ARNOLD CLASSIC 2008
EL "HAT TRICK" DE DEXTER EN COLUMBUS
Dexter Jackson consigue su tercer Arnold
Por Garry Bartlett
Fotos: Garry Bartlett, Irvin J. Gelb, Ralph DeHaan y Rich Baker
Corría el año 1970 cuando, después de volar toda la noche desde Londres, el joven Arnold Schwarzenegger puso el pie en Columbus (Ohio, EE UU). Su objetivo era ganar el Campeonato del Mundo de culturismo, cuyo organizador era Jim Lorimer. Este enorme muchacho austriaco ganó la competición y causó furor hasta el punto que transformó el mundo culturista. Sin embargo, ocurrió algo más importante que esta victoria: su encuentro con Jim Lorimer. Tiempo después, Arnold dijo que fue uno de los momentos más trascendentales de su vida. Schwarzenegger estaba tan impresionado por la forma en que Lorimer organizaba los eventos, que acudió a él para proponerle una colaboración futura en la organización de competiciones. Se dibuja una sonrisa en la cara de Jim cuando recuerda el día en que este joven austriaco, lleno de confianza y entusiasmo, le hizo esa propuesta. Parecía una locura, pero había algo en este joven que le llamaba la atención.
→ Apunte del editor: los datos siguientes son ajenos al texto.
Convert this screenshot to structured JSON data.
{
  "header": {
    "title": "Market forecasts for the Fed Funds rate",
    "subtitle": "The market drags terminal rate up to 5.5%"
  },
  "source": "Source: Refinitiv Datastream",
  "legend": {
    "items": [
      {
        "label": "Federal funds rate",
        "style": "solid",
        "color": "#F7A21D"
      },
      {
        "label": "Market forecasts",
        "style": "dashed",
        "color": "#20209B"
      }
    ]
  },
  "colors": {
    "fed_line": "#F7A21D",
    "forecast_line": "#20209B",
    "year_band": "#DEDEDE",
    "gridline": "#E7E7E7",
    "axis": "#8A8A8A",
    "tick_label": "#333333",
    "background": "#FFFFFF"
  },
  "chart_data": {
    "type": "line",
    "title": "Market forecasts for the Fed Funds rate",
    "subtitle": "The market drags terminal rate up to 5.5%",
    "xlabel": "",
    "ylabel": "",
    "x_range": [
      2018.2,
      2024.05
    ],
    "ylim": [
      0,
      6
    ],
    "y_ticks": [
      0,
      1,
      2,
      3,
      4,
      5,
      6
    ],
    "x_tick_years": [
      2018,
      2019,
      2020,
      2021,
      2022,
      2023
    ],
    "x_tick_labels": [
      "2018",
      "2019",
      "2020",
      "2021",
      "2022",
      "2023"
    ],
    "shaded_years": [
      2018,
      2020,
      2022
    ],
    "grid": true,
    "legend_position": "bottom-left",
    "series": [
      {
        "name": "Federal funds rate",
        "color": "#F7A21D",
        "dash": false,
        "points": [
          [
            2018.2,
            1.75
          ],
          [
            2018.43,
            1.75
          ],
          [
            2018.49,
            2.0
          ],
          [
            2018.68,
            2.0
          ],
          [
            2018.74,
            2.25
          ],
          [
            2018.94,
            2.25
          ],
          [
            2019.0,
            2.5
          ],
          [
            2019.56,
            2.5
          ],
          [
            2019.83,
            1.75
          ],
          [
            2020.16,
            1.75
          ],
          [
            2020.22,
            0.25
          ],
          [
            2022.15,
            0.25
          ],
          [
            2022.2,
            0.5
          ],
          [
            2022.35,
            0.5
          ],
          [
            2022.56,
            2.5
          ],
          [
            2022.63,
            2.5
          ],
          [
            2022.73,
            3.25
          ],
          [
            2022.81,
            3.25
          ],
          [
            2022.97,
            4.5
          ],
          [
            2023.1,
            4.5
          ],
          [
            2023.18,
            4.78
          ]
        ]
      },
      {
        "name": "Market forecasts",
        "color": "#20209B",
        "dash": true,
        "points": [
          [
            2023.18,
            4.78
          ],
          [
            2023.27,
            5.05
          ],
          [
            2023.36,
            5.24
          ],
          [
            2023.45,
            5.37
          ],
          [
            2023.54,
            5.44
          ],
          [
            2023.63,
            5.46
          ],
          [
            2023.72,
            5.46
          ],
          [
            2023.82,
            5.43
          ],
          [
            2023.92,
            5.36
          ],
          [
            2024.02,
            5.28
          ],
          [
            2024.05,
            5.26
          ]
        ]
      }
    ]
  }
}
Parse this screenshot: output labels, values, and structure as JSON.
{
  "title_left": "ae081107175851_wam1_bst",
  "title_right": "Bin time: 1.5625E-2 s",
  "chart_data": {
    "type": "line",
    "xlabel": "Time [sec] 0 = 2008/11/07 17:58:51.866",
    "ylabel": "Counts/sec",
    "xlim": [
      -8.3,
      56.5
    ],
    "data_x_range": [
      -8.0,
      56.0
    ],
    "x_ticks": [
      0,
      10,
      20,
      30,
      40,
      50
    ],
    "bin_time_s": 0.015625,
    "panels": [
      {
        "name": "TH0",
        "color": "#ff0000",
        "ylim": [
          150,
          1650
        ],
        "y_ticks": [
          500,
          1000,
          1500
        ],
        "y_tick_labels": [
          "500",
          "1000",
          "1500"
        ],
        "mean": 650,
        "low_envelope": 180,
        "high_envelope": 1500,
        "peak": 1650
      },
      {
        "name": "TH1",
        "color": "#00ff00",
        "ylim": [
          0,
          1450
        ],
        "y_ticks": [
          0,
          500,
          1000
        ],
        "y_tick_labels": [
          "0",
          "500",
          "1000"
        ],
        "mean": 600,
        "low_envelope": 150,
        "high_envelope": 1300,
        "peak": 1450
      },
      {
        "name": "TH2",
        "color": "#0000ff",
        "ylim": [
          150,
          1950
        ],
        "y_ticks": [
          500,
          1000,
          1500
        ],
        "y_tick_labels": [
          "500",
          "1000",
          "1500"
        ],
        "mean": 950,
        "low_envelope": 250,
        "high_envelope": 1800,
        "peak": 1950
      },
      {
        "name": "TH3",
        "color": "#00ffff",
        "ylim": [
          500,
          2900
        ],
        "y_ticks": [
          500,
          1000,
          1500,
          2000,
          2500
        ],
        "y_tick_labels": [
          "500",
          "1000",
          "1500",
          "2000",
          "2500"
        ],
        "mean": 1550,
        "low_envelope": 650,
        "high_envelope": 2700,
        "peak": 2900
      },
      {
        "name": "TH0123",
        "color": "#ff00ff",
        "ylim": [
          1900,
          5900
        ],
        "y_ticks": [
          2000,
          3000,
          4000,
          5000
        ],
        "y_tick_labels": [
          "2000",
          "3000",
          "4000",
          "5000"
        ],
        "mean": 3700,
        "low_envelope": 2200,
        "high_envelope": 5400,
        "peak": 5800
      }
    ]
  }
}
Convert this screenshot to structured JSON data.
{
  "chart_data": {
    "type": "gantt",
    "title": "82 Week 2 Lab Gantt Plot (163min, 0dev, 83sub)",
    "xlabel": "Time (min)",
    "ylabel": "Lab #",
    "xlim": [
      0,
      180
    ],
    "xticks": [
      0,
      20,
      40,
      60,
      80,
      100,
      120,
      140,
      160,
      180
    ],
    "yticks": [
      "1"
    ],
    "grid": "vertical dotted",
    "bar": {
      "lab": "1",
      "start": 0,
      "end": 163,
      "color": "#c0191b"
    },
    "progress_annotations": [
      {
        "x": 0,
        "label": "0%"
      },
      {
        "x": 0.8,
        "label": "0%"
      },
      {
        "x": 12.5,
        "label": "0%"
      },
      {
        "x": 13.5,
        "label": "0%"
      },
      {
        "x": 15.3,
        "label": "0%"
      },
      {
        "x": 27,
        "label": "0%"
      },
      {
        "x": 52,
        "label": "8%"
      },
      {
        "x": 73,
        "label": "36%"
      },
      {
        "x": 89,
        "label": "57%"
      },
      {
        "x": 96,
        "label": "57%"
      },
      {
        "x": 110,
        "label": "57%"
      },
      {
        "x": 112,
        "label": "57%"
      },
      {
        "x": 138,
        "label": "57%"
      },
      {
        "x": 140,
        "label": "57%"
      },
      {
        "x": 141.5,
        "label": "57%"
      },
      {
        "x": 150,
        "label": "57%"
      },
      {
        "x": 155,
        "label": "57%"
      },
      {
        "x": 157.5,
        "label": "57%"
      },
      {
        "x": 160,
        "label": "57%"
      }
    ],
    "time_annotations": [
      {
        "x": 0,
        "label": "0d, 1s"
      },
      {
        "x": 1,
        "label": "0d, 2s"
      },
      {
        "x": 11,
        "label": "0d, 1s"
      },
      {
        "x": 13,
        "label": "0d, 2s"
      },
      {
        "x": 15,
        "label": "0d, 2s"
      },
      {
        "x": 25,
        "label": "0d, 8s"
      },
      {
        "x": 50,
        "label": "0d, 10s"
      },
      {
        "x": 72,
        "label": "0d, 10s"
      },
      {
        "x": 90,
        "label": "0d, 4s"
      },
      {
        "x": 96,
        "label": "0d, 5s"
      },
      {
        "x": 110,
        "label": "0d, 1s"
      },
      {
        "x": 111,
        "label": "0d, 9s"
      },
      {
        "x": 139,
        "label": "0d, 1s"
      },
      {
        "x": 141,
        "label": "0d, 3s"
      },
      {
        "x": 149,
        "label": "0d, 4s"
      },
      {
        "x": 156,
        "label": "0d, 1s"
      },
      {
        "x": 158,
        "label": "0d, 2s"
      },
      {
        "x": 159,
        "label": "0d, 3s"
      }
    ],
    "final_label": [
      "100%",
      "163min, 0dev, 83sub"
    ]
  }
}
Conectaron en seguida y mantuvieron el contacto durante la carrera de Arnold.
Han pasado 30 años y la colaboración entre Lorimer y Schwarzenegger se ha convertido en leyenda. Han organizado muchas competiciones en Columbus, incluido el primer Arnold Classic en 1989.
Lo que comenzó como un encuentro anecdótico entre un atleta y un promotor, se ha convertido en un fenómeno mundial. En la película Campo de sueños, Kevin Costner oía una voz que decía: “Si lo construyes, vendrán”. Y se podría decir lo mismo de la ciudad de Columbus: “Si lo organizas, vendrán”; y fueron miles los que acudieron al Arnold Classic and Sports Festival de 2008, en el que se mostraron 27 deportes y 17.000 atletas y la feria contó con 650 stands.
Aunque la llegada de 150.000 fans es mérito de todos los deportes que se exhiben, muchos llevan 20 años viajando a Columbus por una atracción en concreto: el Arnold Classic Bodybuilding Championships.
Durante las finales se rindió un especial homenaje a todos los ganadores anteriores para celebrar la vigésima edición de esta competición. Se anunció a los campeones de uno en uno, comenzando por el primero, Rich Gaspari, quien cuando salió al escenario se encontró con unas fotografías suyas enormes mostrando sus mejores poses. Así fueron saliendo los vencedores y recibieron una gran ovación por parte del público.
Con el último campeón, Victor Martinez, recuperándose de una operación de rodilla, Dexter Jackson era el único participante que también era un antiguo campeón. De hecho, Jackson, que posee dos Arnold Classic, sabía que si ganaba en esta ocasión igualaría el número de victorias de Jay Cutler y se quedaría a sólo una del récord de Flex Wheeler. Motivado por la posibilidad de llevarse el título por tercera vez y hacerlo en la vigésima celebración del evento, estaba decidido a presentarse recortado hasta el extremo.
El año pasado había grandes expectativas puestas en Phil Heath. Se consideraba que sería la siguiente súper estrella. Se presentó con casi 100 kilos moldeados impresionantes, pero no alcanzó el nivel de los veteranos Jackson, Martinez, Freeman y Badell y terminó quinto. De esta forma comprendió que, aunque con gran forma física y estética, si quería llevarse el trofeo del Arnold tenía que ganar tamaño. Y eso que hizo, tal y como demostró al vencer en el IronMan de 2008. No obstante, ¿sería suficiente para superar a Jackson?
En el Colorado Pro/Am Classic, Kai Greene utilizó su original rutina de poses para apuntarse la victoria y los seguidores se preguntaban: “¿Venció porque estaba en boga o porque realmente se lo merecía?”